To whom is the value added?

And so, such a local forest economy, living by the measure of local economic health, might be led to some surprising alterations of forestry technology.  For instance, from the viewpoint of the community, it is not always much of an improvement when labour-saving technology reduces employment.

For example, we might well  look again at the use of draft animals and human beings in harvesting and other operations, where appropriate.

This would not only be kinder to the forest,  but would also be another way of elaborating the economy locally, requiring lower investment and generating more employment within and less spending outside the community.

A good forest economy would make good forestry attractive to landowners, providing income from other uses of their woodlands, markets for forest products other than timber, and so on.

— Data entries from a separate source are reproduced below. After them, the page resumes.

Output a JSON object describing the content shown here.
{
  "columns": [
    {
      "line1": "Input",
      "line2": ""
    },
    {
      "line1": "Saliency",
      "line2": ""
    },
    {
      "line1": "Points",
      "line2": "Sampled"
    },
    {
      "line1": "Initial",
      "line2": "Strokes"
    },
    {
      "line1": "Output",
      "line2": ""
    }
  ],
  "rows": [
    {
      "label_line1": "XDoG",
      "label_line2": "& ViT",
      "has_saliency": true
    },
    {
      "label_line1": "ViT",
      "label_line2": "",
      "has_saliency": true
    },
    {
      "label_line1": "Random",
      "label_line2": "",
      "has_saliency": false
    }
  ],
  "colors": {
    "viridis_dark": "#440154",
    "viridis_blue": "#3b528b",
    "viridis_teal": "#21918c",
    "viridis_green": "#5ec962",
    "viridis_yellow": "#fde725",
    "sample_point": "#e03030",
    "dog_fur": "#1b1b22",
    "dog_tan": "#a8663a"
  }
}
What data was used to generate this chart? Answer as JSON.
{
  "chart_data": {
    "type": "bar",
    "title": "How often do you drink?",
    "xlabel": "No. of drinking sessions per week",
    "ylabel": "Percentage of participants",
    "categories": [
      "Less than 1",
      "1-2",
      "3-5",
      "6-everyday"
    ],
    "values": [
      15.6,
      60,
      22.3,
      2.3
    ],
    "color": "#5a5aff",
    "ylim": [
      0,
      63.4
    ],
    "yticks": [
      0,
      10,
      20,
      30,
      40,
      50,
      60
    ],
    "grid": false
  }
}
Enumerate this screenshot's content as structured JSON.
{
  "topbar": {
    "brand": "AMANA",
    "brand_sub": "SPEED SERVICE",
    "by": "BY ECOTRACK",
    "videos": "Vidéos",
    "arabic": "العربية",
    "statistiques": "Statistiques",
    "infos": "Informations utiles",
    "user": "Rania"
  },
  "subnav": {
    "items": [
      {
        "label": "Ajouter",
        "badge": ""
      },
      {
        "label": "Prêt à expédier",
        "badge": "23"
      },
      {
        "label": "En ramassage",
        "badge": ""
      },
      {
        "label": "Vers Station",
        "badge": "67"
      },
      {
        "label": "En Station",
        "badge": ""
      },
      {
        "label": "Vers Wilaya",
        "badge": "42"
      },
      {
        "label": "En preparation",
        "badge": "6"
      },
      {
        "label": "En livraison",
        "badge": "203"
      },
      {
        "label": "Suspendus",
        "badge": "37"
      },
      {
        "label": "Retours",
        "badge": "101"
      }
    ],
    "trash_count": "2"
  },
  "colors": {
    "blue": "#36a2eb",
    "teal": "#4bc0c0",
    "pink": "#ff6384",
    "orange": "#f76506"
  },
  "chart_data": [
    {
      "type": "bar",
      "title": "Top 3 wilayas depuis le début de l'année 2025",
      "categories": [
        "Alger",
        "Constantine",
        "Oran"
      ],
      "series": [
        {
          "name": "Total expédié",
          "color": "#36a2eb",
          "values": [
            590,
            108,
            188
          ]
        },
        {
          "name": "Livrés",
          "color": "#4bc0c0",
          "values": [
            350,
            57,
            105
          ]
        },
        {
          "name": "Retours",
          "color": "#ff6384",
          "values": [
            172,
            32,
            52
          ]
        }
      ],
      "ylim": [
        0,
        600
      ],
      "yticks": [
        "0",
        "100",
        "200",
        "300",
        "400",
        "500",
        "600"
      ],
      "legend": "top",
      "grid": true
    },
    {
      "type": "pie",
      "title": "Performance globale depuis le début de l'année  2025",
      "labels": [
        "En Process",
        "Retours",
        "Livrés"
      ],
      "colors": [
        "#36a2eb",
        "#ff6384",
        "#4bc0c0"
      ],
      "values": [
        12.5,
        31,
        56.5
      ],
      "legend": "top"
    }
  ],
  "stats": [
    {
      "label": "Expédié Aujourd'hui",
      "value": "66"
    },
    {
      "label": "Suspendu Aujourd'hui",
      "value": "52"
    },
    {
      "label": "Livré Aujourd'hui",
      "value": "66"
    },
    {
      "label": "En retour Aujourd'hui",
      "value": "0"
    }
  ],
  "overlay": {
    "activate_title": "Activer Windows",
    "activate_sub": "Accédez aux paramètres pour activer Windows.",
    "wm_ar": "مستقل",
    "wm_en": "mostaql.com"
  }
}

And a  good forest economy would obviously need to be much interested in local education. We would, of course, need to pass on to our children the larger culture’s inheritance of book learning. But also, both at home and at school, we would want our children to learn local geography, ecology, history, natural history, and, of course, local songs and stories.

And we would want a sort of apprenticeship process, constantly preparing our young people to carry on the local work in the best way.

National agencies, the present guardians of our public lands, have a duty to protect the ‘public interest’, and ‘the public’ is understood to mean the state. But a community is the local manifestation of the public, and a community of place is a community of residents!  We actually live here! and we have a vital interest in the sustainable management of our local environment, including  all land, public and private.  

The interests of residents, being local and often of many generations, are not identical to those of absentee proprietors, whether they be individuals, corporations, or agencies of ‘public’ ownership

Local benefit  (economic, social, environmental) -  must be the prime consideration in determining  policy, including land use, and particularly in the case of publicly owned  resources.  Why else have public land?

Some of you may be surprised to hear me say this, But in the case of private land, I believe deeply that resident owners have the greatest direct interest and offer the best assurance of good management practice.  

If you thought differently, you have got me wrong!  I am a resident and owner, if only on 8 acres.  

So it seems clear to me that  good management, in the public interest, is most likely to be achieved through direct and controlling  participation of resident local folk.

And, that where work is to be carried out, it is most likely to be well done by suitably qualified local workers.

And so it is also clear that  provision of local employment is a valid objective.  And, in practice, a natural outcome of good management!

Above all, we must not allow ourselves to feel intimidated or excluded from full and active participation through lack of ‘expertise.’

Local knowledge and affection for our neighbourhood places  are just as  important!
All this implies that a good forest economy would be a limited economy. It would be limited in scale and limited by what it would not do. But it would also be limited by the need to leave (or to create as at Carrifran), some wilder areas of significant acreage unused.  (or hectarage, if we must have it  that way - it’s only numbers!)

Because of our  inclination to be proud and greedy, our human character needs this practical deference toward things greater than ourselves.  Personally, I think this is a religious deference.

Also, for reasons of pure self-interest and our own survival, we need wilderness as a standard.  Wilderness gives us the indispensable pattern and measure of sustainability.

Now, These thoughts are not meant to be limiting, but rather to emphasise that it’s our business to determine what we want, and how we’re likely to accomplish it.  "They" are able to help, and they want to, but if we just leave it to them, we’ll have no business complaining.  

If we get it right they will disappear, because they’ll just be some more of us!